Riegl Laser Measurement Systems launched the long-range airborne laser scanner LMS-Q780, used in applications of up to 10,000 feet at 100 kHz laser pulse repetition rate.
The laser wavelength qualifies the scanner for glacier and snowfield mapping, and its digital waveform processing capabilities for high-altitude topographic mapping.
Features of the instrument include the automated resolution of range ambiguities, typically occurring at large measurement ranges and high repetition rates.

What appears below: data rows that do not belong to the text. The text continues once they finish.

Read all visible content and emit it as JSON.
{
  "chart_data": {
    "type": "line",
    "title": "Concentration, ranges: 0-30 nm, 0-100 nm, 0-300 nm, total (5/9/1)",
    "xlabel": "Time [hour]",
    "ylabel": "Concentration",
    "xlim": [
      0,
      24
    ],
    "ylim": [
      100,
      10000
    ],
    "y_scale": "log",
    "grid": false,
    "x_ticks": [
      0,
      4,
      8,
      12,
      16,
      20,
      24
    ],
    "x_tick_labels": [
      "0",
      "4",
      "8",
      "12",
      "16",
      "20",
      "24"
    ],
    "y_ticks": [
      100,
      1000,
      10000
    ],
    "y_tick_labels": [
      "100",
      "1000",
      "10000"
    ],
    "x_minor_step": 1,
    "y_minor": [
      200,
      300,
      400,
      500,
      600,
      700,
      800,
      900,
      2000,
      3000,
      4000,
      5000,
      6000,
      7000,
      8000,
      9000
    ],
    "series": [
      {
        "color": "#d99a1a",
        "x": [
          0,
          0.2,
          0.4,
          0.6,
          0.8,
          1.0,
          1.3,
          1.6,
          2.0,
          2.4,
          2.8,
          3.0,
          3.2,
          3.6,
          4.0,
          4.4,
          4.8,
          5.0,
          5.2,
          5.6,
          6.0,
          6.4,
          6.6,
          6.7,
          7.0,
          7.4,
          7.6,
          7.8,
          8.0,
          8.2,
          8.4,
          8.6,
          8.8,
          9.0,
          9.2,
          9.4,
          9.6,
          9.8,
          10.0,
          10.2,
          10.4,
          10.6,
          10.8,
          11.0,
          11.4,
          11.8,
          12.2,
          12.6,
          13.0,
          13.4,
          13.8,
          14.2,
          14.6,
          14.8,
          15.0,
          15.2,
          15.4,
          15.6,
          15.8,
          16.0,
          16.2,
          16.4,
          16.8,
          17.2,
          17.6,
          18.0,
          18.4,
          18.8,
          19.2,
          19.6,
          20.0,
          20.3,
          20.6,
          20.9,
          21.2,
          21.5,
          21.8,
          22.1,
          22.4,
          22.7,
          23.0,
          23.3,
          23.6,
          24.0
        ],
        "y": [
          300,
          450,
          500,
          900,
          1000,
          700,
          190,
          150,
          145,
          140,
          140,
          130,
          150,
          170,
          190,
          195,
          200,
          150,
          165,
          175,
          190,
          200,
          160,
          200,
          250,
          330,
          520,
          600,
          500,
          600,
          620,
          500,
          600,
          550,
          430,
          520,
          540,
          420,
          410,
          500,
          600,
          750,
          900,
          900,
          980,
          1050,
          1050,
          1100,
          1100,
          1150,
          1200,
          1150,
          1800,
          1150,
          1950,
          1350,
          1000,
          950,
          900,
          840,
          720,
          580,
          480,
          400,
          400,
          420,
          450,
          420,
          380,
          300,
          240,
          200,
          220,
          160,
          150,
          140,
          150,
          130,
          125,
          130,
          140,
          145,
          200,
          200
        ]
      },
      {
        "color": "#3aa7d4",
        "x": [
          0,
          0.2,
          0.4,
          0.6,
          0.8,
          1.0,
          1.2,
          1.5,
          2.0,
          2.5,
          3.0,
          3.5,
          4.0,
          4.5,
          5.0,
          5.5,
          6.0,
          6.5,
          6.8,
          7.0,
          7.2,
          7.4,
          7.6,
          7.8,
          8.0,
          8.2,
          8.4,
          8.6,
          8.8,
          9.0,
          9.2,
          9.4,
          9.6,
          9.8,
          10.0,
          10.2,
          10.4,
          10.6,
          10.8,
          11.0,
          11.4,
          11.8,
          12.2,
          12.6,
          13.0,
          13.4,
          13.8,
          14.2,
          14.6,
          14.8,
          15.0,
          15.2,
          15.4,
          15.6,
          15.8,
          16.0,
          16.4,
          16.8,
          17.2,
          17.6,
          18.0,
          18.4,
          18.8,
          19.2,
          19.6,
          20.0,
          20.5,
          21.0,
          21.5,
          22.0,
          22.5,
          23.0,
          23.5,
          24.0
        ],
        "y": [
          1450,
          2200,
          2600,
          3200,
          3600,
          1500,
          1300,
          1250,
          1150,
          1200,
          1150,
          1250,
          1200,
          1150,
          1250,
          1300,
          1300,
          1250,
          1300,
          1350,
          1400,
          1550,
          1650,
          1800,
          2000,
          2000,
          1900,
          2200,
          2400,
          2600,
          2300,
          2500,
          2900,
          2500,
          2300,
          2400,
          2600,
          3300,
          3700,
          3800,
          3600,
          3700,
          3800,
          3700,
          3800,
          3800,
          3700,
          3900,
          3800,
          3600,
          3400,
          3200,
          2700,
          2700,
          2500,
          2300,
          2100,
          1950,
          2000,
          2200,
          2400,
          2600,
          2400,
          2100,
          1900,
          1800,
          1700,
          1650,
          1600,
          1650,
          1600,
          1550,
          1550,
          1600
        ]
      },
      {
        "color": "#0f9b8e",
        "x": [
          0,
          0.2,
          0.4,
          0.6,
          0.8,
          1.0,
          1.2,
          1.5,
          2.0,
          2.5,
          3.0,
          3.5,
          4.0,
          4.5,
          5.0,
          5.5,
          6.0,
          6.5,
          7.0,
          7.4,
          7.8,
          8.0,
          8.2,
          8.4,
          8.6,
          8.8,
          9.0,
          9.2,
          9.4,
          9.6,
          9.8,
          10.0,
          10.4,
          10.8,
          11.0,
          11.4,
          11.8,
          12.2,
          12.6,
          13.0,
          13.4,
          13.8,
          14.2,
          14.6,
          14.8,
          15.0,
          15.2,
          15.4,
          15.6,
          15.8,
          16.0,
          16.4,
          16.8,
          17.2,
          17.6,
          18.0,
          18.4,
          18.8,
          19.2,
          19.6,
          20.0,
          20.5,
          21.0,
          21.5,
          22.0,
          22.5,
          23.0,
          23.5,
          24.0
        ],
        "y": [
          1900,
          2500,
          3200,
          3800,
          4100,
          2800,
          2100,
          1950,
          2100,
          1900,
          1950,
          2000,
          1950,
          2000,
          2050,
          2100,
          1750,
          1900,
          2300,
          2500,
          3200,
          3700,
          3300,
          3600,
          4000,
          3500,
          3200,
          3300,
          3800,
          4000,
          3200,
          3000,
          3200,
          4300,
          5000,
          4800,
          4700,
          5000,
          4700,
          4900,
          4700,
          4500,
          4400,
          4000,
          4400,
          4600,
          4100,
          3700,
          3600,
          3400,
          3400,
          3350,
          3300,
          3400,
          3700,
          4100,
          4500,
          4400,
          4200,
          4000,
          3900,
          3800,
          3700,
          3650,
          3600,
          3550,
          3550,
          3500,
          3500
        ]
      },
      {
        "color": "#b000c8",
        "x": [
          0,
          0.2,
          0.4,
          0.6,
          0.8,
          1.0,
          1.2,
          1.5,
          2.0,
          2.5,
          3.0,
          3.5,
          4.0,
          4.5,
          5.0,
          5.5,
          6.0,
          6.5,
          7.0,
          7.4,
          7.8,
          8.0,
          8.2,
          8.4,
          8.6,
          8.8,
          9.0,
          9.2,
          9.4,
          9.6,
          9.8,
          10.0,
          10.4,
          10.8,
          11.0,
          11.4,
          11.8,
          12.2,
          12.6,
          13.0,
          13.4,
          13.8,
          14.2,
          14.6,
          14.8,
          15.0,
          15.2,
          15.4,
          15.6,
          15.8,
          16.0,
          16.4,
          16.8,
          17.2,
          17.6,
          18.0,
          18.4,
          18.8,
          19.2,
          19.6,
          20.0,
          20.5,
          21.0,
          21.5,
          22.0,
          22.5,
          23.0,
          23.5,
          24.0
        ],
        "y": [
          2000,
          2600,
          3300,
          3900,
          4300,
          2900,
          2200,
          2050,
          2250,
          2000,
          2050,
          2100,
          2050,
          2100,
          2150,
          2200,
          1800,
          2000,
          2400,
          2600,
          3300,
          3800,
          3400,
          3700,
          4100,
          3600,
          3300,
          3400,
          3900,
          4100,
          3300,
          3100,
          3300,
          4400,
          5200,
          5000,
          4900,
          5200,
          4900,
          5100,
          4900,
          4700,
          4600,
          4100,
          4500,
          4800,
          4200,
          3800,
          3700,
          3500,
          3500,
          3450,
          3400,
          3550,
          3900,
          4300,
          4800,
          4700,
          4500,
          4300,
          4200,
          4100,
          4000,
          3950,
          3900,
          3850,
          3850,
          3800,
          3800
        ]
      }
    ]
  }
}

Peter Rieger, product manager of airborne laser scanning said: “The effect of range ambiguities appearing in airborne laser scanning is known as ‘multiple-time-around’ or ‘multiple-pulses-in-the-air.’ Up to now it was necessary to carefully consider the appearance of range ambiguities during flight planning by choosing a flight altitude above ground assuring that all range measurements stay within a single MTA zone – which may be a really difficult task especially in complex terrain like mountainous areas. Riegl’s new generation of airborne laser scanners overcome this limitation by multiple-time-around (MTA) processing.”
For the LMS-Q780 this technique allows a maximum measurement range of 2450 meters at a PRR of 400 kHz and a target reflectivity of 20 percent. Up to 9 laser pulses and their corresponding echoes can be on their way between laser scanner and ground targets simultaneously.